Saturday, March 18, 2006

Good night, and good luck: Grade B

B

Good night and good luck

David Strathairn, Patricia Clarkson, George Clooney, Jeff Daniels, Robert Downey Jr., Frank Langella. Directed by Clooney.

Edward R. Murrow, broadcasting on CBS News in the 1950’s challenges the constitutionality of Senator Joseph McCarthy’s communist witch hunt that destroyed the lives of many. Actual footage of the McCarthy hearings gives a good sense of historical realism. The acting is good, especially RDJ, though not superb. Straithairn does the one stern Murrow look and that’s it. There is no range. He is just a speechifying two-dimensional cutout. We don’t know anything about him, or any of the characters, so the movie overall is emotionally and dramatically flat.

The parallel between the 1950’s government trampling civil rights in the name of “security” and today’s comparable situation is sharply drawn, and no doubt the major motivation for the film, but the political message got in the way of good story telling.
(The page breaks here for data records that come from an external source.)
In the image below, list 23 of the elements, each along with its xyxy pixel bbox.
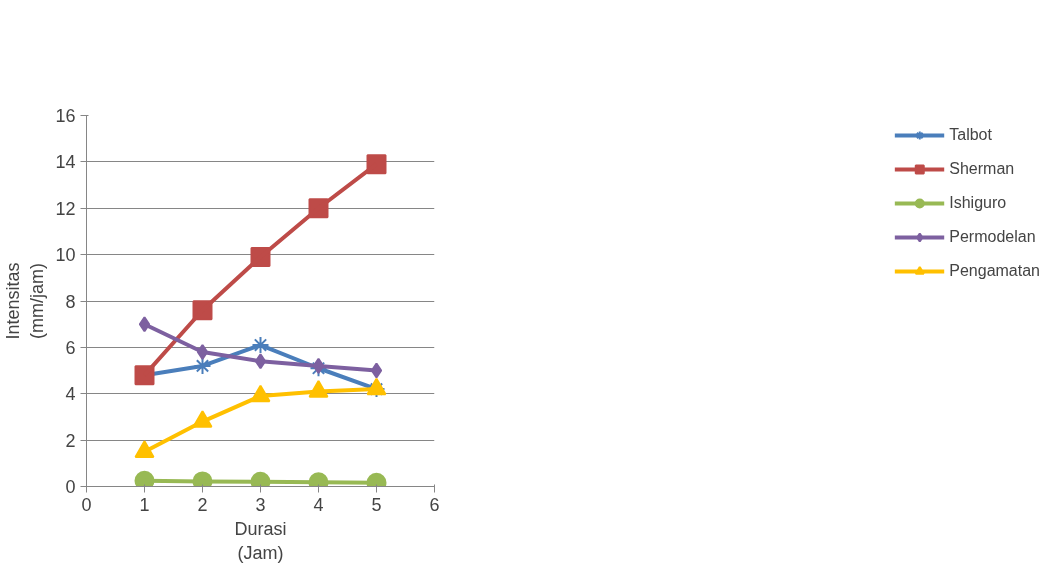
x-axis-title: Durasi (Jam) — [234, 518, 287, 563]
x-tick-label: 4 — [313, 494, 324, 515]
y-tick-label: 2 — [65, 430, 76, 451]
legend-label: Permodelan — [949, 228, 1036, 246]
x-tick-label: 0 — [81, 494, 92, 515]
x-tick-label: 2 — [197, 494, 208, 515]
legend-label: Pengamatan — [949, 262, 1040, 280]
y-tick-label: 4 — [65, 384, 76, 405]
y-tick-label: 0 — [65, 477, 76, 497]
y-tick-label: 8 — [65, 291, 76, 312]
y-tick-label: 10 — [55, 245, 76, 266]
x-tick-label: 1 — [139, 494, 150, 515]
x-tick-label: 5 — [371, 494, 382, 515]
y-tick-label: 12 — [55, 198, 76, 219]
y-tick-label: 14 — [55, 152, 76, 173]
legend-label: Sherman — [949, 160, 1015, 178]
x-tick-label: 6 — [429, 494, 440, 515]
legend-label: Talbot — [949, 126, 992, 144]
y-tick-label: 6 — [65, 337, 76, 358]
y-tick-label: 16 — [55, 106, 76, 126]
legend-label: Ishiguro — [949, 194, 1007, 212]
y-axis-title: Intensitas (mm/jam) — [3, 262, 48, 340]
x-tick-label: 3 — [255, 494, 266, 515]
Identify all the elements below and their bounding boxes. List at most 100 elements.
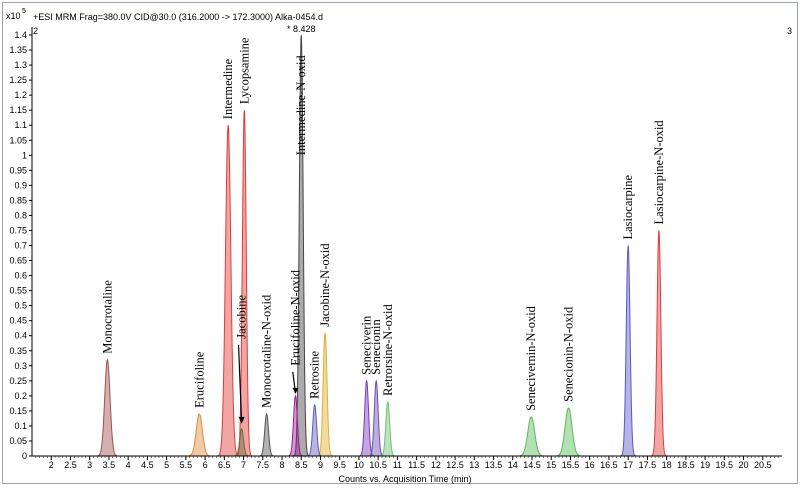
- x-tick-label: 14: [508, 460, 518, 470]
- header-bar: [3, 3, 797, 24]
- x-tick-label: 4.5: [141, 460, 154, 470]
- y-tick-label: 0.55: [9, 286, 27, 296]
- y-tick-label: 0.5: [14, 301, 27, 311]
- x-tick-label: 17: [623, 460, 633, 470]
- x-tick-label: 3: [87, 460, 92, 470]
- peak-retrorsine-n-oxid: [379, 400, 396, 457]
- x-tick-label: 11.5: [408, 460, 425, 470]
- x-tick-label: 20: [739, 460, 749, 470]
- x-tick-label: 13: [469, 460, 479, 470]
- peak-label-lycopsamine: Lycopsamine: [237, 37, 251, 104]
- erucifoline-n-oxid-arrowhead: [292, 387, 299, 394]
- y-tick-label: 0.45: [9, 316, 27, 326]
- peak-label-lasiocarpine: Lasiocarpine: [621, 174, 635, 239]
- y-tick-label: 0.65: [9, 256, 27, 266]
- y-tick-label: 0.2: [14, 391, 27, 401]
- x-tick-label: 12.5: [446, 460, 464, 470]
- x-tick-label: 19: [700, 460, 710, 470]
- x-tick-label: 19.5: [716, 460, 734, 470]
- peak-label-seneciverin: Seneciverin: [360, 315, 374, 375]
- peak-lasiocarpine: [619, 245, 637, 457]
- peak-erucifoline-n-oxid: [287, 394, 304, 457]
- jacobine-arrow: [237, 344, 243, 423]
- x-tick-label: 5.5: [180, 460, 193, 470]
- y-tick-label: 1.15: [9, 105, 27, 115]
- peak-monocrotaline-n-oxid: [258, 413, 275, 457]
- peak-label-monocrotaline-n-oxid: Monocrotaline-N-oxid: [260, 294, 274, 408]
- peak-intermedine: [216, 125, 240, 457]
- y-tick-label: 0.35: [9, 346, 27, 356]
- x-tick-label: 8.5: [295, 460, 308, 470]
- x-tick-label: 2: [49, 460, 54, 470]
- x-tick-label: 15.5: [562, 460, 580, 470]
- peaks-layer: [96, 34, 668, 457]
- y-tick-label: 0.05: [9, 436, 27, 446]
- peak-label-jacobine-n-oxid: Jacobine-N-oxid: [318, 243, 332, 327]
- peak-erucifoline: [186, 413, 213, 457]
- y-tick-label: 0.8: [14, 210, 27, 220]
- peak-monocrotaline: [96, 358, 119, 457]
- x-tick-label: 7.5: [257, 460, 270, 470]
- y-tick-label: 1.4: [14, 30, 27, 40]
- y-tick-label: 0.9: [14, 180, 27, 190]
- x-axis-label: Counts vs. Acquisition Time (min): [338, 474, 471, 484]
- peak-label-retrorsine-n-oxid: Retrorsine-N-oxid: [381, 303, 395, 395]
- peak-label-senecionin: Senecionin: [369, 319, 383, 375]
- y-tick-label: 1.25: [9, 75, 27, 85]
- y-tick-label: 0.7: [14, 241, 27, 251]
- chromatogram-title: +ESI MRM Frag=380.0V CID@30.0 (316.2000 …: [33, 12, 323, 22]
- peak-label-erucifoline-n-oxid: Erucifoline-N-oxid: [288, 269, 302, 366]
- x-tick-label: 16: [585, 460, 595, 470]
- peak-labels-layer: Monocrotaline Erucifoline Intermedine Jacob…: [100, 37, 666, 424]
- x-tick-label: 8: [279, 460, 284, 470]
- x-tick-label: 2.5: [64, 460, 77, 470]
- peak-lasiocarpine-n-oxid: [650, 230, 668, 457]
- peak-label-senecionin-n-oxid: Senecionin-N-oxid: [562, 306, 576, 402]
- x-tick-label: 12: [431, 460, 441, 470]
- y-tick-label: 1.3: [14, 60, 27, 70]
- peak-label-intermedine-n-oxid: Intermedine-N-oxid: [294, 55, 308, 156]
- x-tick-label: 7: [241, 460, 246, 470]
- x-tick-label: 5: [164, 460, 169, 470]
- peak-intermedine-n-oxid: [293, 34, 310, 457]
- peak-label-erucifoline: Erucifoline: [192, 351, 206, 408]
- peak-senecivernin-n-oxid: [516, 416, 546, 457]
- x-tick-label: 11: [393, 460, 402, 470]
- y-tick-label: 1.2: [14, 90, 27, 100]
- x-tick-label: 6.5: [218, 460, 231, 470]
- peak-label-senecivernin-n-oxid: Senecivernin-N-oxid: [524, 305, 538, 411]
- scale-prefix: x10: [6, 11, 21, 21]
- x-tick-label: 13.5: [485, 460, 503, 470]
- y-tick-label: 0.25: [9, 376, 27, 386]
- x-tick-label: 20.5: [754, 460, 772, 470]
- apex-annotation: * 8.428: [287, 24, 316, 34]
- y-tick-label: 1.05: [9, 135, 27, 145]
- y-tick-label: 1.1: [14, 120, 27, 130]
- x-tick-label: 6: [203, 460, 208, 470]
- x-tick-label: 14.5: [523, 460, 541, 470]
- peak-retrosine: [306, 403, 323, 457]
- peak-label-retrosine: Retrosine: [308, 351, 322, 399]
- y-tick-label: 0.1: [14, 421, 27, 431]
- scale-exponent: 5: [22, 8, 26, 15]
- y-tick-label: 0.15: [9, 406, 27, 416]
- y-tick-label: 0.75: [9, 225, 27, 235]
- x-tick-label: 17.5: [639, 460, 657, 470]
- x-tick-label: 10: [354, 460, 364, 470]
- y-tick-label: 0.6: [14, 271, 27, 281]
- y-tick-label: 0.4: [14, 331, 27, 341]
- peak-label-jacobine: Jacobine: [235, 295, 249, 339]
- y-tick-label: 1.35: [9, 45, 27, 55]
- peak-label-lasiocarpine-n-oxid: Lasiocarpine-N-oxid: [652, 120, 666, 225]
- x-tick-label: 9.5: [333, 460, 346, 470]
- segment-marker-left: 2: [33, 26, 38, 36]
- x-tick-label: 4: [126, 460, 131, 470]
- y-tick-label: 0.3: [14, 361, 27, 371]
- peak-jacobine-n-oxid: [316, 332, 334, 457]
- x-tick-label: 18.5: [677, 460, 695, 470]
- x-tick-label: 3.5: [103, 460, 116, 470]
- x-tick-label: 18: [662, 460, 672, 470]
- axes-layer: 0 0.05 0.1 0.15 0.2 0.25 0.3 0.35 0.4 0.45 0.5 0.55…: [9, 27, 782, 470]
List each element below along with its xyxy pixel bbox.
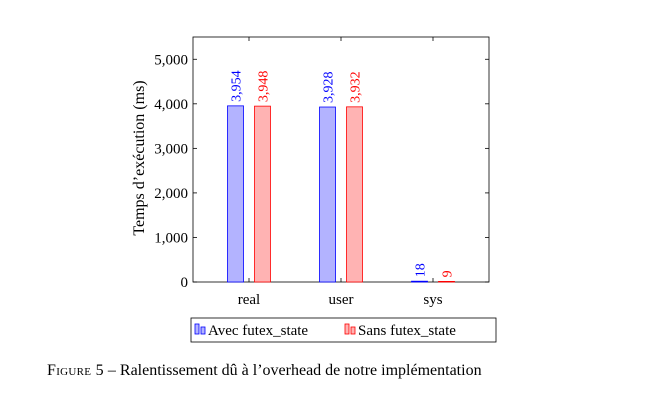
legend-box — [190, 317, 497, 343]
figure-number: Figure 5 — [47, 362, 104, 379]
data-label: 3,954 — [230, 70, 245, 102]
x-tick-label: sys — [423, 292, 442, 308]
bar-user-series-2 — [346, 106, 363, 283]
y-tick-label: 5,000 — [154, 52, 188, 68]
y-tick-label: 2,000 — [154, 186, 188, 202]
y-axis-label: Temps d’exécution (ms) — [131, 80, 148, 235]
y-tick-label: 3,000 — [154, 141, 188, 157]
data-label: 3,932 — [349, 71, 364, 103]
legend-swatch — [200, 326, 206, 335]
bar-sys-series-2 — [438, 280, 455, 283]
figure-caption: Figure 5 – Ralentissement dû à l’overhea… — [47, 362, 607, 380]
plot-area: 0 1,000 2,000 3,000 4,000 5,000 real user sys 3,9… — [154, 36, 490, 308]
legend-entry-label: Avec futex_state — [208, 323, 308, 339]
x-tick-label: user — [329, 292, 354, 308]
data-label: 3,948 — [257, 71, 272, 103]
legend-swatch — [194, 323, 200, 335]
y-tick-label: 0 — [181, 275, 189, 291]
data-label: 18 — [414, 263, 429, 277]
legend-swatch — [350, 326, 356, 335]
bar-sys-series-1 — [411, 280, 428, 283]
caption-text: Ralentissement dû à l’overhead de notre … — [119, 362, 482, 379]
data-label: 3,928 — [322, 72, 337, 104]
legend-entry-label: Sans futex_state — [358, 323, 456, 339]
bar-user-series-1 — [319, 106, 336, 283]
bar-real-series-1 — [227, 105, 244, 283]
y-tick-label: 4,000 — [154, 97, 188, 113]
legend: Avec futex_state Sans futex_state — [190, 317, 497, 343]
caption-separator: – — [103, 362, 120, 379]
legend-swatch — [344, 323, 350, 335]
x-tick-label: real — [238, 292, 260, 308]
data-label: 9 — [441, 270, 456, 277]
y-tick-label: 1,000 — [154, 230, 188, 246]
bar-real-series-2 — [254, 105, 271, 283]
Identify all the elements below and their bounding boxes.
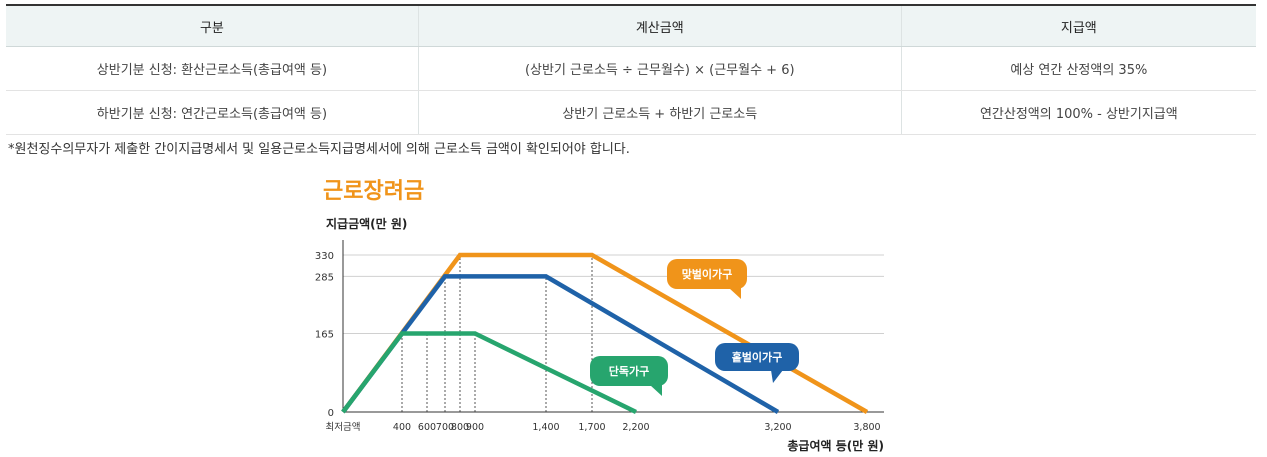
x-axis-label: 총급여액 등(만 원)	[787, 438, 884, 453]
x-tick-label: 3,800	[853, 422, 880, 433]
x-tick-label: 400	[393, 422, 411, 433]
legend-bubble	[715, 343, 799, 371]
table-cell: 연간산정액의 100% - 상반기지급액	[900, 90, 1256, 135]
x-tick-label: 600	[418, 422, 436, 433]
x-tick-label: 1,400	[532, 422, 559, 433]
header-category: 구분	[6, 4, 419, 47]
legend-bubble-tail	[650, 385, 662, 396]
table-row: 상반기분 신청: 환산근로소득(총급여액 등) (상반기 근로소득 ÷ 근무월수…	[6, 46, 1256, 91]
x-tick-label: 900	[466, 422, 484, 433]
footnote: *원천징수의무자가 제출한 간이지급명세서 및 일용근로소득지급명세서에 의해 …	[8, 142, 630, 157]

There is no dramatic tension. However, the music, sets and costumes are fantastic. It’s a wonderful period piece, worth seeing for that alone. The movie was probably subsidized by the tobacco industry, because cigarettes star as a major character– it’s just too prominent to seem natural. And interestingly, no ashtray is ever shown. Cig companies would not want us to see the filthy butts and ashes everywhere. One false note is when a wife recommends a tie and says “the blue one.” That was an odd thing for a b&w movie and momentarily broke the magic.